The proposed revenue raising measures will provide the state with a total of  MVR3.4billion (US$ 224million). However, the People’s Majlis will need to amend laws including revisions to tax laws and import tariffs to realise the expected revenue.

Proposed measures include raising Tourism Goods and Service Tax by 50 percent, delaying the abolition of tourism bed tax, raising airport departure charges for foreign passengers by 28 percent, and leasing a further 12 islands for resort development.

In his inauguration speech, Yameen warned the country’s economy was in “a deep pit” and pledged to reduce state expenditure. Local media reports quote Yameen saying he would cut expenditure by amounts varying between MVR 1 billion and 4 billion.

A World Bank report on the state the Maldives’ economy last week described the country as “spending beyond its means”.


4 thoughts on “Revenue raising measures remain biggest obstacle to budget, says Finance Minister”

  1. Looks like morons are going to put the last nail on the coffin, the rent of 99 years going to be robbed from the future generation.
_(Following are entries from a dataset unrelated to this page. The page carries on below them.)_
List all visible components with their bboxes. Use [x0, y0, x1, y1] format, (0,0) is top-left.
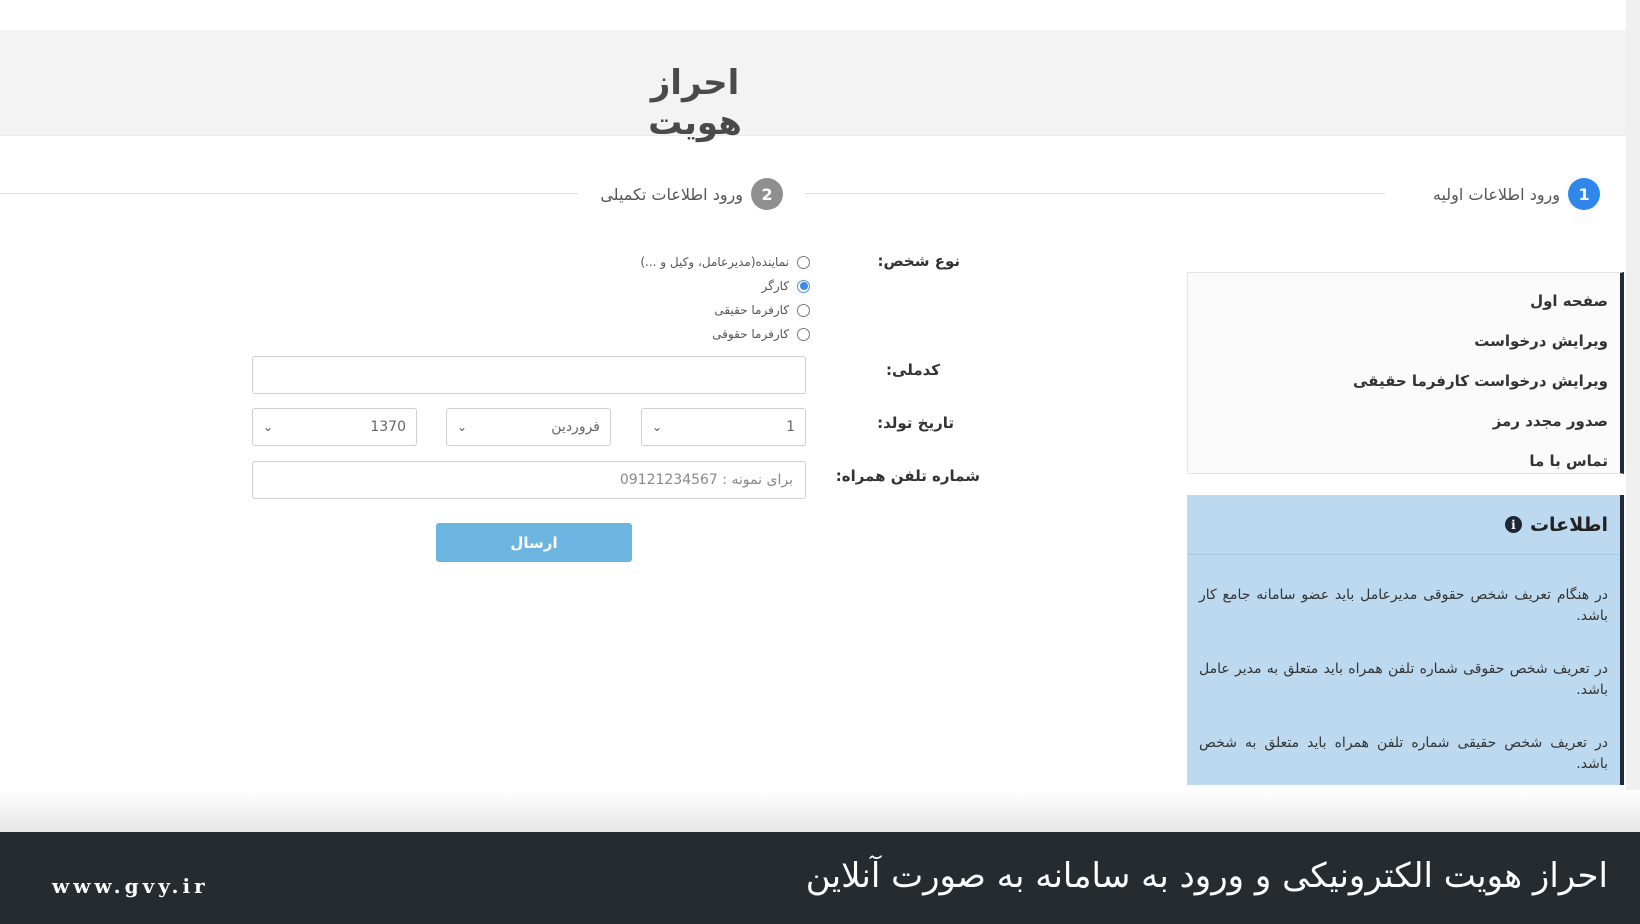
- info-body: در هنگام تعریف شخص حقوقی مدیرعامل باید ع…: [1187, 585, 1620, 775]
- info-paragraph: در تعریف شخص حقوقی شماره تلفن همراه باید…: [1199, 661, 1608, 698]
- side-menu-item-edit-request[interactable]: ویرایش درخواست: [1188, 321, 1620, 361]
- birth-day-value: 1: [786, 419, 795, 435]
- radio-option-worker[interactable]: کارگر: [600, 274, 810, 298]
- step-1: 1 ورود اطلاعات اولیه: [1433, 177, 1600, 211]
- mobile-input[interactable]: [252, 461, 806, 499]
- radio-label: کارفرما حقیقی: [714, 303, 789, 317]
- side-menu-item-home[interactable]: صفحه اول: [1188, 281, 1620, 321]
- radio-button[interactable]: [797, 327, 810, 341]
- national-code-label: کدملی:: [886, 361, 940, 379]
- info-title: اطلاعات: [1529, 513, 1608, 536]
- birth-month-value: فروردین: [551, 419, 600, 435]
- radio-label: کارفرما حقوقی: [712, 327, 789, 341]
- stepper-line: [0, 193, 578, 194]
- chevron-down-icon: ⌄: [652, 420, 663, 434]
- page-header: [0, 30, 1626, 136]
- fade-overlay: [0, 790, 1640, 832]
- info-paragraph: در هنگام تعریف شخص حقوقی مدیرعامل باید ع…: [1199, 587, 1608, 624]
- radio-button[interactable]: [797, 303, 810, 317]
- step-2: 2 ورود اطلاعات تکمیلی: [600, 177, 783, 211]
- info-icon: i: [1504, 516, 1522, 533]
- birth-month-select[interactable]: ⌄ فروردین: [446, 408, 611, 446]
- radio-button-checked[interactable]: [797, 279, 810, 293]
- person-type-radio-group: نماینده(مدیرعامل، وکیل و ...) کارگر کارف…: [600, 250, 810, 346]
- radio-button[interactable]: [797, 255, 810, 269]
- scrollbar-track[interactable]: [1626, 0, 1640, 832]
- chevron-down-icon: ⌄: [263, 420, 274, 434]
- side-menu-item-edit-employer-request[interactable]: ویرایش درخواست کارفرما حقیقی: [1188, 361, 1620, 401]
- radio-option-representative[interactable]: نماینده(مدیرعامل، وکیل و ...): [600, 250, 810, 274]
- birth-year-select[interactable]: ⌄ 1370: [252, 408, 417, 446]
- side-menu: صفحه اول ویرایش درخواست ویرایش درخواست ک…: [1187, 272, 1624, 474]
- caption-site: www.gvy.ir: [52, 874, 209, 898]
- info-paragraph: در تعریف شخص حقیقی شماره تلفن همراه باید…: [1199, 735, 1608, 772]
- info-header: اطلاعات i: [1187, 495, 1620, 555]
- info-panel: اطلاعات i در هنگام تعریف شخص حقوقی مدیرع…: [1187, 495, 1624, 785]
- chevron-down-icon: ⌄: [457, 420, 468, 434]
- step-1-label: ورود اطلاعات اولیه: [1432, 184, 1560, 204]
- step-2-label: ورود اطلاعات تکمیلی: [600, 184, 743, 204]
- birth-day-select[interactable]: ⌄ 1: [641, 408, 806, 446]
- person-type-label: نوع شخص:: [877, 252, 960, 270]
- mobile-label: شماره تلفن همراه:: [835, 467, 980, 485]
- submit-button[interactable]: ارسال: [436, 523, 632, 562]
- side-menu-item-reissue-password[interactable]: صدور مجدد رمز: [1188, 401, 1620, 441]
- stepper-line: [805, 193, 1385, 194]
- national-code-input[interactable]: [252, 356, 806, 394]
- radio-option-legal-employer[interactable]: کارفرما حقوقی: [600, 322, 810, 346]
- radio-label: کارگر: [761, 279, 790, 293]
- caption-text: احراز هویت الکترونیکی و ورود به سامانه ب…: [805, 856, 1608, 896]
- step-2-number: 2: [751, 178, 783, 210]
- side-menu-item-contact[interactable]: تماس با ما: [1188, 441, 1620, 481]
- birth-date-label: تاریخ تولد:: [877, 414, 954, 432]
- page-title: احراز هویت: [648, 63, 742, 143]
- radio-option-natural-employer[interactable]: کارفرما حقیقی: [600, 298, 810, 322]
- birth-year-value: 1370: [370, 419, 406, 435]
- radio-label: نماینده(مدیرعامل، وکیل و ...): [640, 255, 789, 269]
- step-1-number: 1: [1568, 178, 1600, 210]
I have better idea, go with begging ball at the airport and ask every tourist, “please give 70 $ for our budget”. I am sure they will give that for you but don’t go ask them with arrogance , this is what Allah has commanded for visiting our sacred sand dunes , if you get one million tourist, you will get 70 millions, jack ass can at least should know how to beg, instead trying to do everything through monkey business .

  2. I would personally never take a chance on leasing any island in Maldives for 99 years. It’s a very unstable population, it’s impossible to forecast what would happen 10 years ahead. Some fractions of the population are easily manipulated and it can easily escalate to situations you now have in Syria. One other thing, how high is the water level in 50 years????? What if another tsunami hits the area? I think is better to invest in more stable place.

  3. Maldives tourism have performed consistently over 40 years without a hitch. Avarage investment return is in excess of 30%.

    With democracy, Maldives is more stable than ever and certainly better investment than Greece or Spain.

  4. Jihad as Minister of Finance! Come on Yamin! Wake up and smell the uselessness! That corrupt self serving bureaucrat has proven time and again how utterly incompetent he is! Give him the boot if you have any incline to do any good for your country.